In other words, Cuban may not need extra money, but he still gets a thrill from backing promising investments. If he does earn money on an investment now, he said on the podcast, “I’ll just reinvest it.”

At 64, Cuban is about three years shy of having the ability to claim his Social Security retirement advantages — and he’s significantly wealthier than the common retired American in his age bracket. In July, investment firm Vanguard found Americans between the ages 55 and 64 typically have almost $90,000 saved for retirement. While Cuban hasn’t disclosed how much is in his 401(k) plan, Forbes estimates his net price is $4.6 billion.

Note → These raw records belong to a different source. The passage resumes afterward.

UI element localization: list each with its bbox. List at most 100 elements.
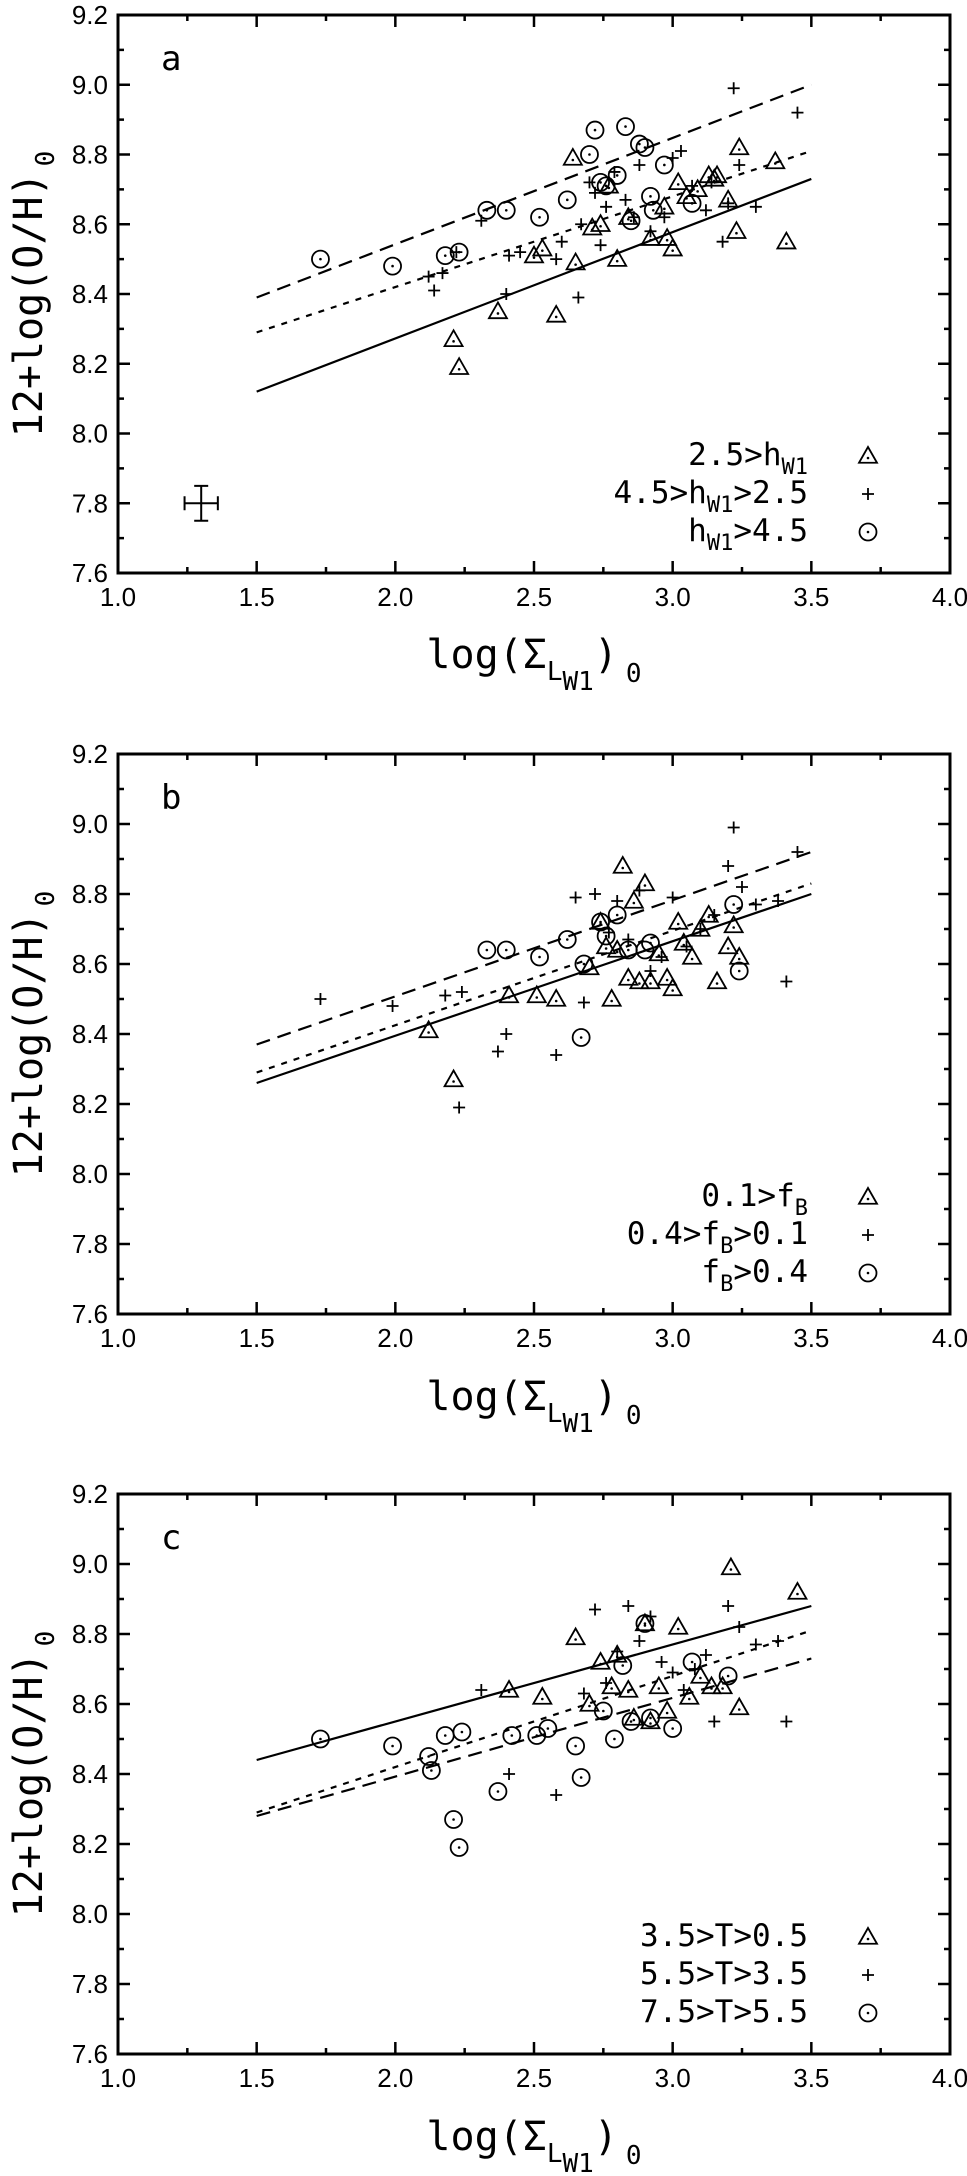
circle-marker-dot (579, 1036, 583, 1039)
data-point-plus (594, 239, 607, 252)
data-point-plus (722, 1600, 735, 1612)
triangle-marker-dot (796, 1592, 799, 1596)
data-point-triangle (578, 1693, 601, 1712)
circle-marker-shape (607, 166, 627, 185)
circle-marker-shape (566, 1736, 585, 1756)
triangle-marker-dot (574, 263, 577, 266)
fit-line-solid (256, 1604, 812, 1762)
data-point-triangle (628, 970, 650, 990)
data-point-circle (496, 200, 516, 220)
triangle-marker-dot (715, 176, 719, 179)
data-point-triangle (545, 988, 567, 1007)
circle-marker-dot (496, 1790, 500, 1793)
legend-marker-plus (862, 1969, 874, 1981)
triangle-marker-shape (590, 213, 612, 232)
fit-line-dashed (256, 83, 812, 299)
triangle-marker-dot (599, 922, 602, 926)
circle-marker-shape (596, 176, 616, 196)
triangle-marker-shape (857, 445, 879, 464)
circle-marker-shape (527, 1726, 547, 1745)
data-point-plus (550, 253, 563, 266)
circle-marker-shape (452, 1722, 472, 1742)
circle-marker-shape (557, 930, 577, 949)
x-axis-label: log(ΣLW1) 0 (426, 1374, 641, 1439)
triangle-marker-dot (632, 901, 636, 905)
data-point-circle (571, 1028, 591, 1047)
triangle-marker-shape (498, 984, 520, 1004)
panel-label: c (161, 1518, 181, 1558)
triangle-marker-dot (554, 315, 558, 319)
fit-line-solid (256, 177, 812, 393)
circle-marker-shape (858, 2003, 878, 2023)
data-point-plus (749, 200, 762, 213)
data-point-plus (677, 1684, 690, 1696)
circle-marker-dot (629, 1720, 633, 1723)
chart-panel-b: 1.0 1.5 2.0 2.5 3.0 3.5 4.0 7.6 7.8 8.0 8.2 8.4 8.6 8… (6, 739, 967, 1439)
triangle-marker-shape (498, 1679, 520, 1698)
circle-marker-shape (477, 200, 497, 220)
triangle-marker-dot (729, 1568, 733, 1571)
data-point-circle (621, 211, 641, 231)
circle-marker-shape (477, 940, 497, 960)
data-point-circle (449, 1838, 469, 1857)
triangle-marker-shape (639, 970, 662, 990)
triangle-marker-shape (545, 988, 567, 1007)
data-point-plus (727, 821, 740, 834)
circle-marker-dot (726, 1674, 730, 1678)
triangle-marker-dot (599, 1662, 602, 1666)
data-point-circle (538, 1719, 558, 1738)
data-point-triangle (678, 1686, 700, 1705)
triangle-marker-dot (699, 1676, 702, 1680)
chart-panel-a: 1.0 1.5 2.0 2.5 3.0 3.5 4.0 7.6 7.8 8.0 8.2 8.4 8.6 8… (6, 0, 967, 697)
circle-marker-dot (690, 202, 694, 205)
y-tick-label: 7.6 (72, 1299, 108, 1329)
circle-marker-dot (565, 938, 569, 941)
circle-marker-dot (732, 903, 735, 906)
triangle-marker-dot (452, 1080, 455, 1083)
circle-marker-dot (643, 1622, 647, 1625)
data-point-triangle (531, 237, 553, 257)
triangle-marker-shape (443, 328, 465, 347)
circle-marker-shape (496, 940, 516, 960)
data-point-triangle (498, 1679, 520, 1698)
triangle-marker-dot (737, 1708, 741, 1711)
data-point-circle (574, 954, 594, 974)
triangle-marker-dot (574, 1638, 577, 1641)
x-tick-label: 3.5 (793, 1323, 829, 1353)
circle-marker-dot (629, 219, 633, 223)
circle-marker-dot (588, 153, 591, 156)
data-point-circle (477, 200, 497, 220)
series-triangle (418, 855, 750, 1088)
data-point-triangle (662, 977, 684, 997)
triangle-marker-dot (643, 1624, 647, 1627)
triangle-marker-shape (706, 970, 728, 990)
x-tick-label: 3.0 (655, 2063, 691, 2093)
data-point-triangle (706, 970, 728, 990)
data-point-circle (607, 166, 627, 185)
triangle-marker-dot (676, 922, 680, 926)
data-point-circle (477, 940, 497, 960)
triangle-marker-shape (578, 956, 601, 976)
fit-line-dotted (256, 1629, 812, 1814)
triangle-marker-dot (665, 978, 669, 982)
data-point-plus (577, 1687, 590, 1700)
y-tick-label: 9.0 (72, 70, 108, 100)
data-point-plus (666, 1666, 679, 1679)
series-plus (314, 821, 804, 1114)
triangle-marker-shape (443, 1068, 465, 1088)
triangle-marker-dot (599, 224, 602, 228)
data-point-circle (435, 246, 455, 266)
data-point-plus (500, 1028, 513, 1040)
data-point-plus (550, 1049, 563, 1061)
y-axis-label: 12+log(O/H)0 (6, 1631, 61, 1918)
triangle-marker-dot (649, 982, 652, 985)
x-tick-label: 3.0 (655, 1323, 691, 1353)
triangle-marker-shape (606, 1644, 628, 1663)
circle-marker-shape (629, 134, 649, 154)
triangle-marker-dot (773, 162, 777, 165)
data-point-circle (527, 1726, 547, 1745)
data-point-plus (688, 1663, 701, 1675)
triangle-marker-shape (656, 967, 678, 986)
x-axis-label: log(ΣLW1) 0 (426, 2114, 641, 2176)
data-point-plus (674, 145, 687, 158)
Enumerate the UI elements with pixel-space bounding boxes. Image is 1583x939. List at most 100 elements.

And a few experts say retiring early is overrated, anyway. Nearly two-thirds of individuals from ages 57 to 66 retire early, despite the fact that the common wealth for that age bracket is $144,000. That is lower than three years of median household spending, Laurence J. Kotlikoff, a Harvard economist, wrote for CNBC Make It in February. The result’s early retirees often find yourself with less money saved and a decrease in overall life achievement, in response to Kotlikoff.

However it doesn’t seem like Cuban might be retiring anytime soon.

In January, he launched Cost Plus Drugs, a prescription company that gives generic medications at a less expensive price than typical pharmacies. And while his competitive spirit drove him to start out the business, Cuban said he’s more focused on the corporate’s mission than making a profit — and that is one reason why Cost Plus Drugs is in a position to offer medications at inexpensive prices.

“If I’m 25 and I’m doing this again, I’m probably [thinking], ‘Okay, what can I do to get acquired?'” he said. “But now…the marginal value of my next dollar is [minimal]. It isn’t going to alter my life quite a bit. So my decision-making process is totally different.”